Calculating Time for Mass to Travel Distance on a Pulley

[David Mordigal]

Homework Statement

The two blocks in the figure are connected by a massless rope that passes over a pulley. The pulley is 16cm in diameter and has a mass of 1.3kg. As the pulley turns, friction at the axle exerts a torque of magnitude 0.50 N*m.

If the blocks are released from rest, how long does it take the 4.0kg block to reach the floor?
Express your answer using two significant figures.

Homework Equations

τ = Iα
I = (1/2)MR² = (1/2)(1.3kg)(0.08²) = 0.00416 kg*m²

m_pulley = 1.3kg
r_pulley = (16/2)cm = 8cm = 0.08m

The Attempt at a Solution

a. Find the net torque being exerted on the pulley:
Στ = τ_m1 - τ_m2 - τ_ƒ
= F_m1*r*sin(90) - F_m2*r*sin(90) - 0.5 N*m
= (4.0kg)(9.8m/s²)(0.08m) - (2.0kg)(9.8m/s²)(0.08m) - 0.5 N*m
= 3.136 N*m - 1.568 N*m - 0.5 N*m
= 1.068 N*m

b. Find the angular acceleration α of the pulley:
Given τ = Iα, α = τ/I
= (1.068 N*m) / (0.00416 kg*m²)
= 256.73 rad/s² (this seems very large to me)

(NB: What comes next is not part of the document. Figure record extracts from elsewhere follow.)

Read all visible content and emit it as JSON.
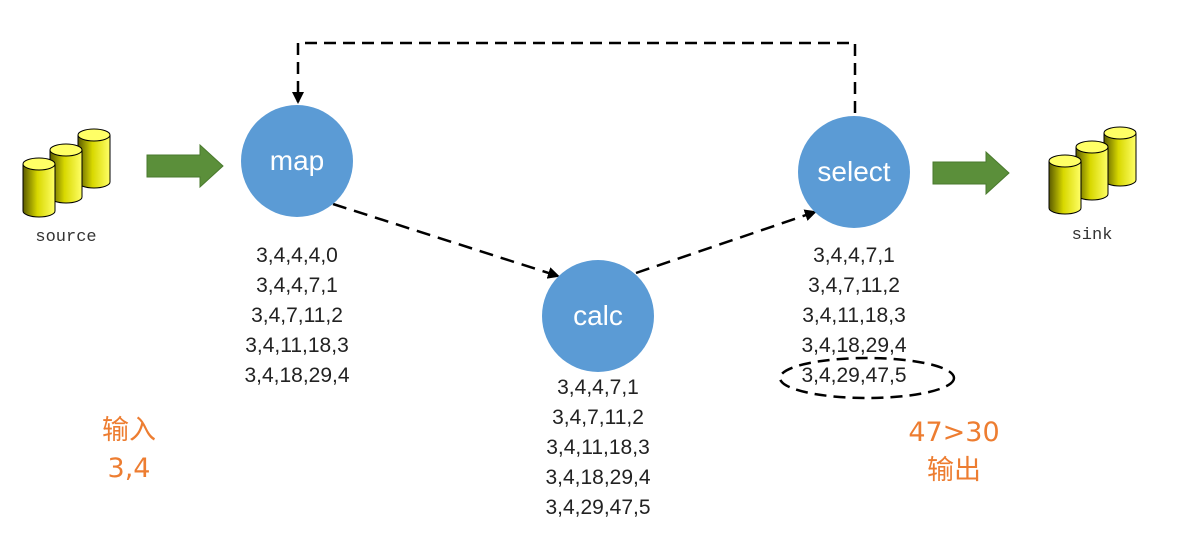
{
  "colors": {
    "node_fill": "#5b9bd5",
    "arrow_green": "#5b8f3a",
    "note_orange": "#ed7d31",
    "cylinder_yellow": "#ffff66"
  },
  "stores": {
    "source_label": "source",
    "sink_label": "sink"
  },
  "nodes": {
    "map": "map",
    "calc": "calc",
    "select": "select"
  },
  "map_rows": [
    "3,4,4,4,0",
    "3,4,4,7,1",
    "3,4,7,11,2",
    "3,4,11,18,3",
    "3,4,18,29,4"
  ],
  "calc_rows": [
    "3,4,4,7,1",
    "3,4,7,11,2",
    "3,4,11,18,3",
    "3,4,18,29,4",
    "3,4,29,47,5"
  ],
  "select_rows": [
    "3,4,4,7,1",
    "3,4,7,11,2",
    "3,4,11,18,3",
    "3,4,18,29,4",
    "3,4,29,47,5"
  ],
  "notes": {
    "input_title": "输入",
    "input_value": "3,4",
    "output_condition": "47>30",
    "output_title": "输出"
  }
}
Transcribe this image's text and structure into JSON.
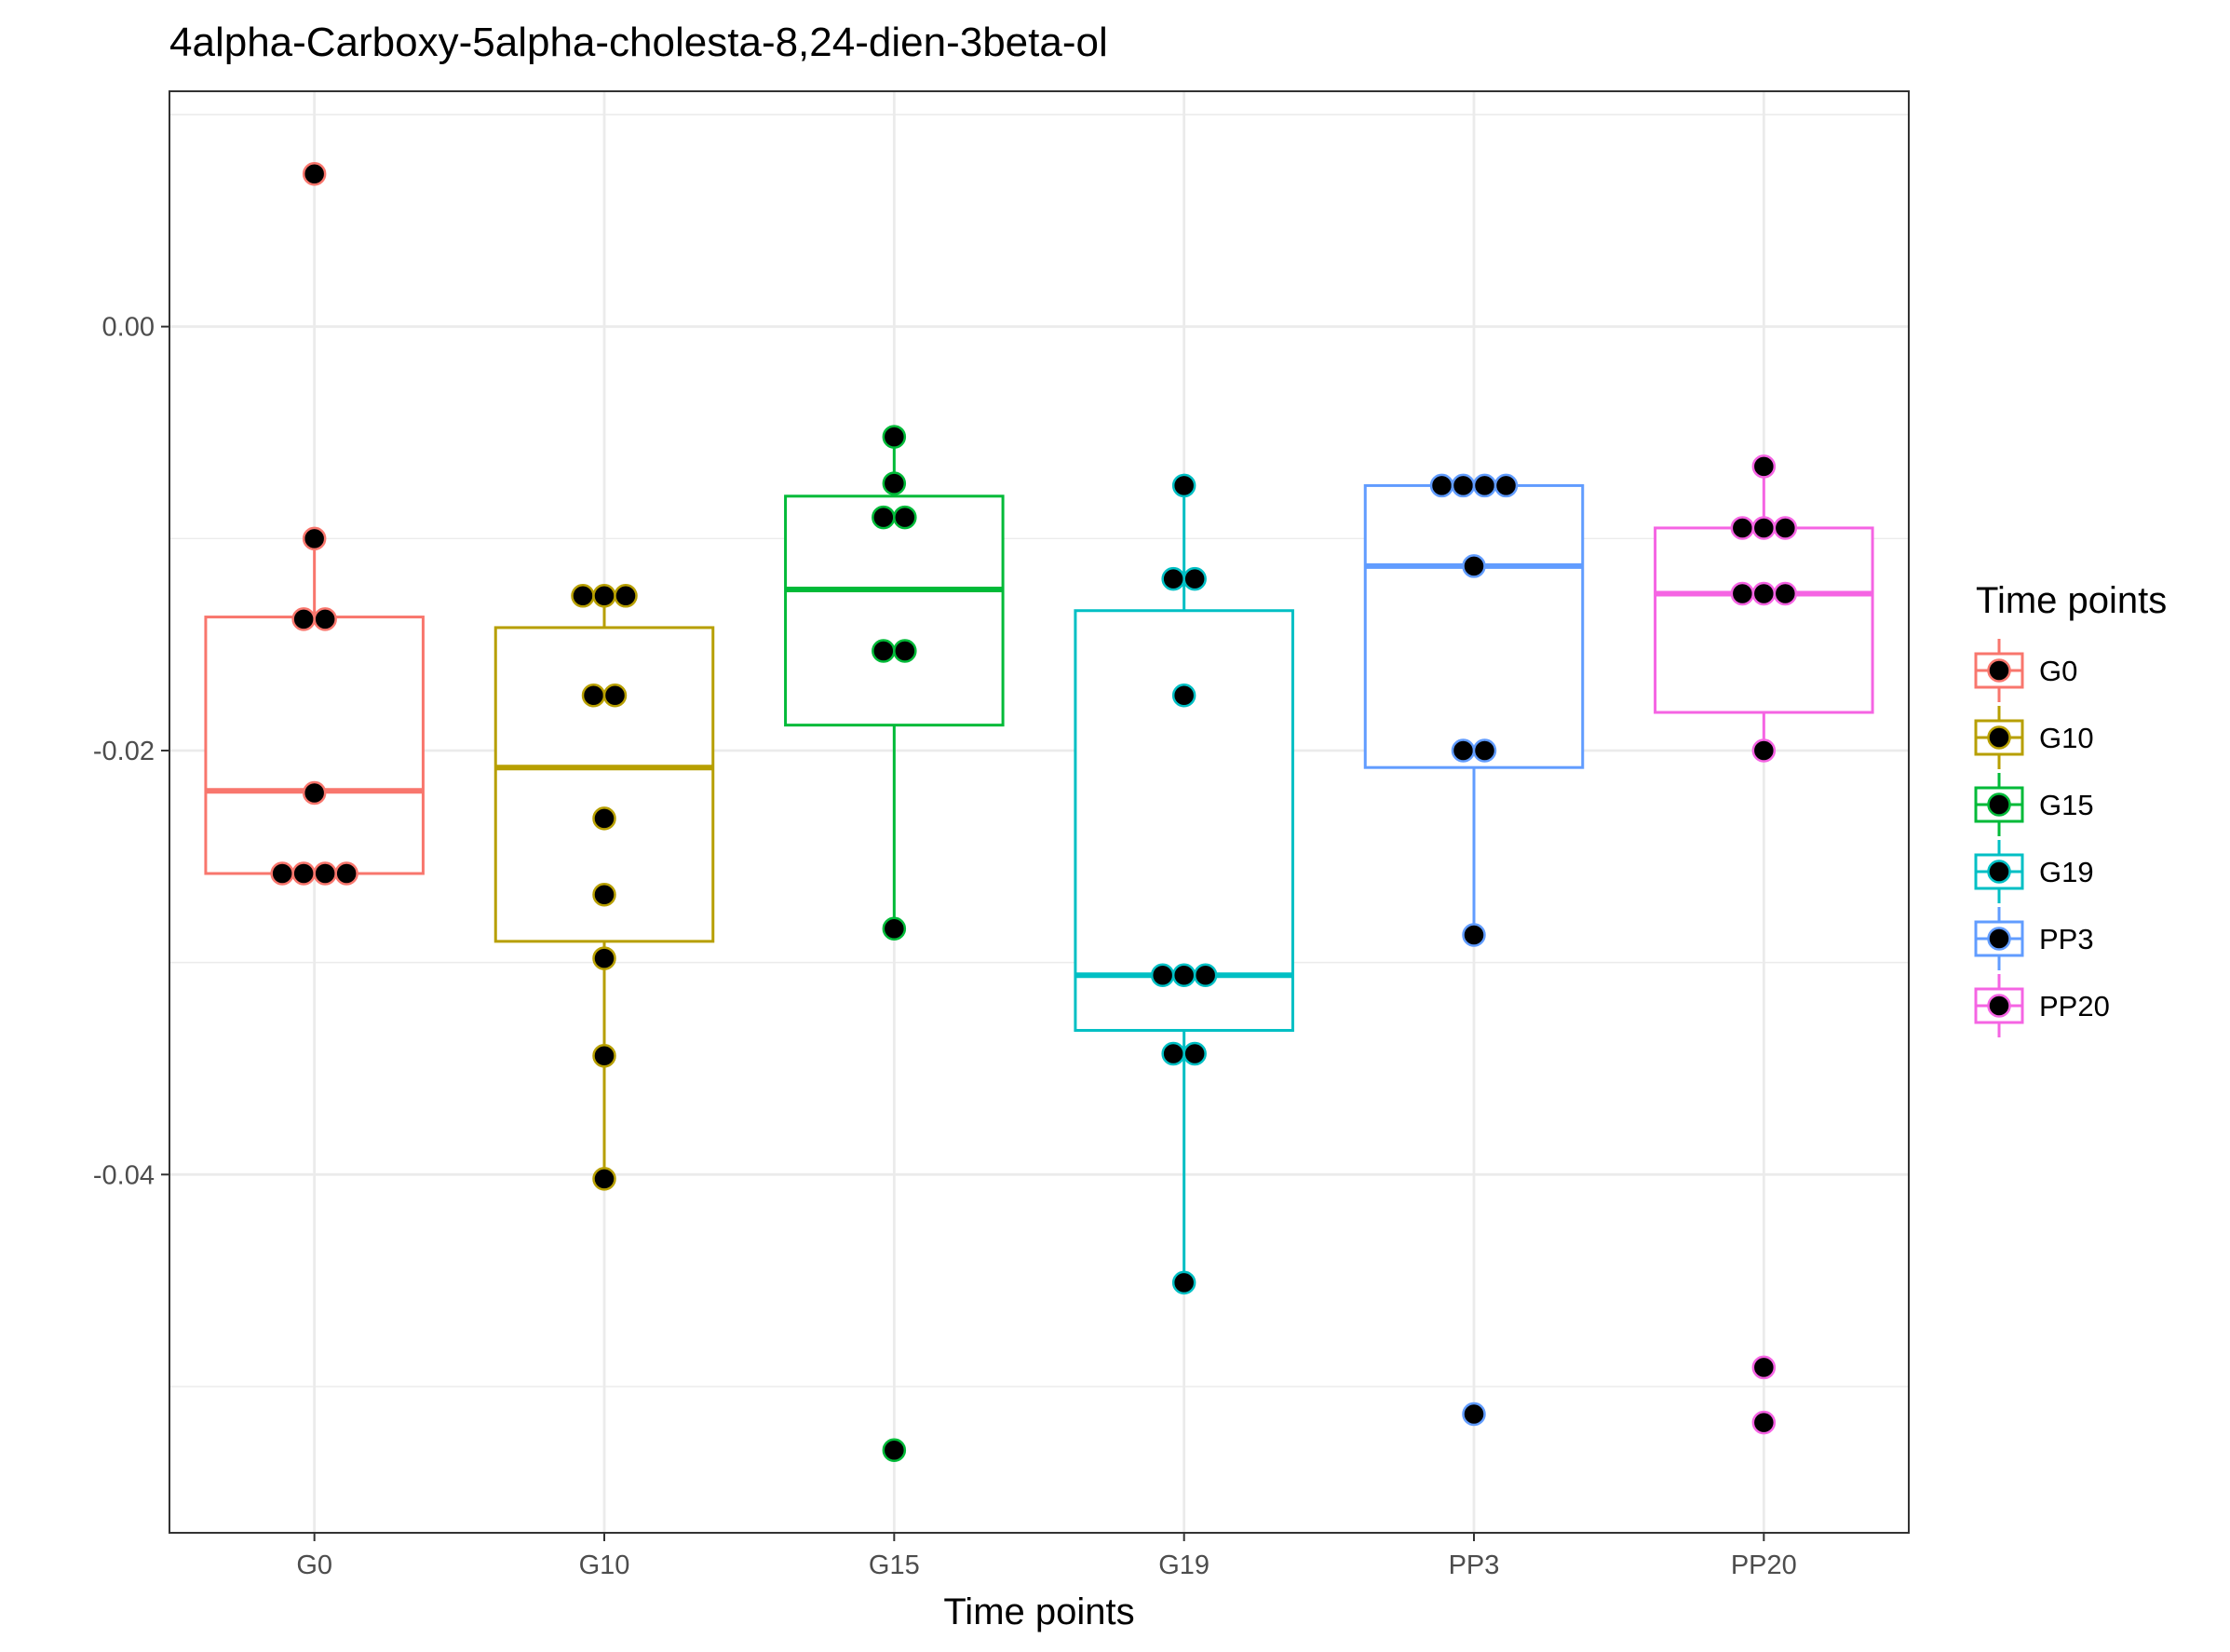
{
  "chart_data": {
    "type": "box",
    "title": "4alpha-Carboxy-5alpha-cholesta-8,24-dien-3beta-ol",
    "xlabel": "Time points",
    "ylabel": "",
    "ylim": [
      -0.0569,
      0.0111
    ],
    "yticks": [
      0.0,
      -0.02,
      -0.04
    ],
    "ytick_labels": [
      "0.00",
      "-0.02",
      "-0.04"
    ],
    "grid": true,
    "legend": {
      "title": "Time points",
      "placement": "right"
    },
    "categories": [
      "G0",
      "G10",
      "G15",
      "G19",
      "PP3",
      "PP20"
    ],
    "series": [
      {
        "name": "G0",
        "color": "#F8766D",
        "box": {
          "lower_whisker": -0.0258,
          "q1": -0.0258,
          "median": -0.0219,
          "q3": -0.0137,
          "upper_whisker": -0.01
        },
        "points": [
          0.0072,
          -0.01,
          -0.0138,
          -0.0138,
          -0.022,
          -0.0258,
          -0.0258,
          -0.0258,
          -0.0258
        ]
      },
      {
        "name": "G10",
        "color": "#B79F00",
        "box": {
          "lower_whisker": -0.0402,
          "q1": -0.029,
          "median": -0.0208,
          "q3": -0.0142,
          "upper_whisker": -0.0127
        },
        "points": [
          -0.0127,
          -0.0127,
          -0.0127,
          -0.0174,
          -0.0174,
          -0.0232,
          -0.0268,
          -0.0298,
          -0.0344,
          -0.0402
        ]
      },
      {
        "name": "G15",
        "color": "#00BA38",
        "box": {
          "lower_whisker": -0.0284,
          "q1": -0.0188,
          "median": -0.0124,
          "q3": -0.008,
          "upper_whisker": -0.0052
        },
        "points": [
          -0.0052,
          -0.0074,
          -0.009,
          -0.009,
          -0.0153,
          -0.0153,
          -0.0284,
          -0.053
        ]
      },
      {
        "name": "G19",
        "color": "#00BFC4",
        "box": {
          "lower_whisker": -0.0451,
          "q1": -0.0332,
          "median": -0.0306,
          "q3": -0.0134,
          "upper_whisker": -0.0075
        },
        "points": [
          -0.0075,
          -0.0119,
          -0.0119,
          -0.0174,
          -0.0306,
          -0.0306,
          -0.0306,
          -0.0343,
          -0.0343,
          -0.0451
        ]
      },
      {
        "name": "PP3",
        "color": "#619CFF",
        "box": {
          "lower_whisker": -0.0287,
          "q1": -0.0208,
          "median": -0.0113,
          "q3": -0.0075,
          "upper_whisker": -0.0075
        },
        "points": [
          -0.0075,
          -0.0075,
          -0.0075,
          -0.0075,
          -0.0113,
          -0.02,
          -0.02,
          -0.0287,
          -0.0513
        ]
      },
      {
        "name": "PP20",
        "color": "#F564E3",
        "box": {
          "lower_whisker": -0.02,
          "q1": -0.0182,
          "median": -0.0126,
          "q3": -0.0095,
          "upper_whisker": -0.0066
        },
        "points": [
          -0.0066,
          -0.0095,
          -0.0095,
          -0.0095,
          -0.0126,
          -0.0126,
          -0.0126,
          -0.02,
          -0.0491,
          -0.0517
        ]
      }
    ]
  }
}
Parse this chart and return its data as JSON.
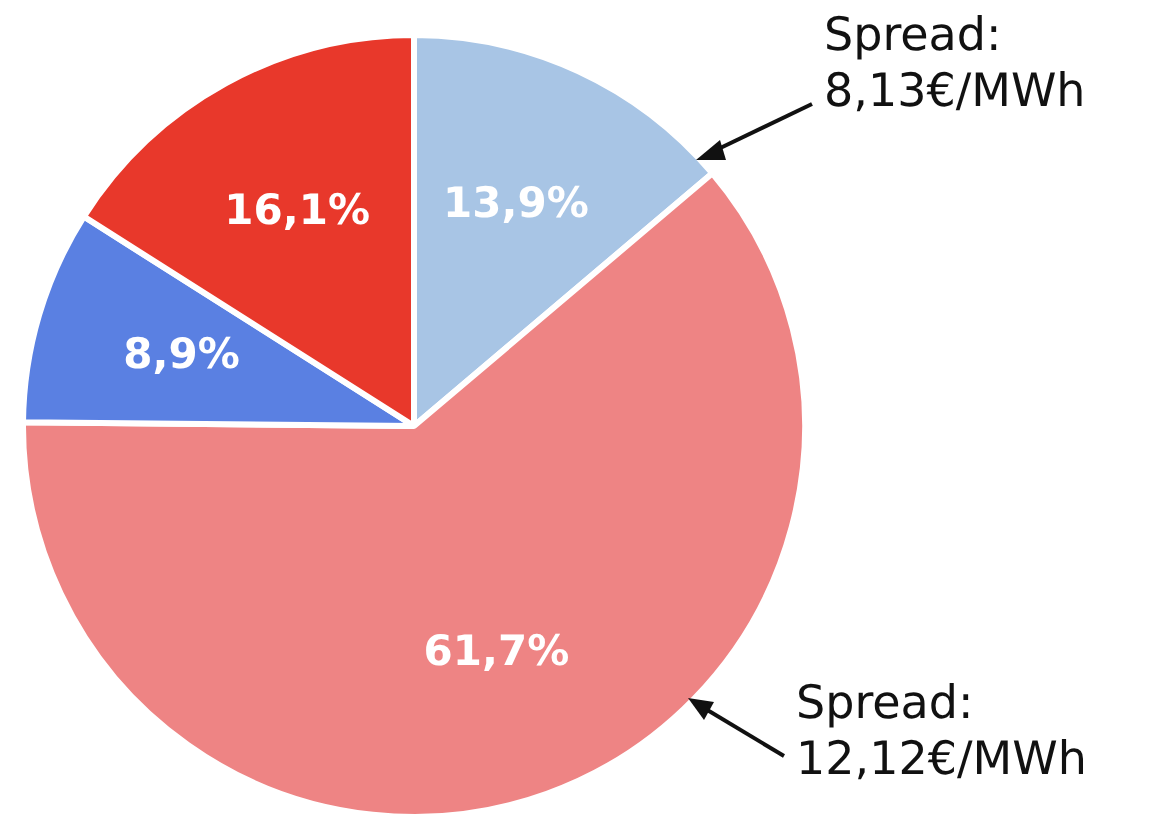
{
  "chart_data": {
    "type": "pie",
    "categories": [
      null,
      null,
      null,
      null
    ],
    "values": [
      13.9,
      61.7,
      8.9,
      16.1
    ],
    "colors": [
      "#a8c5e5",
      "#ee8484",
      "#5a80e2",
      "#e8382b"
    ],
    "value_labels": [
      "13,9%",
      "61,7%",
      "8,9%",
      "16,1%"
    ],
    "legend": false,
    "annotations": [
      "Spread:\n8,13€/MWh",
      "Spread:\n12,12€/MWh"
    ]
  }
}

c. Given the radius of the pulley and α, we can now find linear acceleration:
a = rα = (0.08 m)(256.73 rad/s²) = 20.54 m/s²

d. Use the kinematic equation to find the final velocity after the block travels 1m to the floor:
v² = v₀² + 2ax
v² = 2ax = 2(20.54 m/s²)(1.0 m) = 41.08
v = 6.41 m/s

e. Now substitute v into the definition of velocity and solve for Δt:
v = Δx/Δt
Δt = Δx / v = (1.0 m) / (6.41 m/s)
= 0.16s (rounded to 2 sig figs)

My homework system says this answer is wrong. I am not sure why I keep getting the wrong answer. Can someone help me out here? It is much appreciated.

 

[_N3WTON_]

It looks like your not really on the right track to me. First find three equations, two force equations (for each block) and a torque equation (for the pulley). You should end up with three equations and three unknowns (two of which can be eliminated). At this point its just an algebra problem, so solve for your desired variable and then use one of the kinematic equations to find time.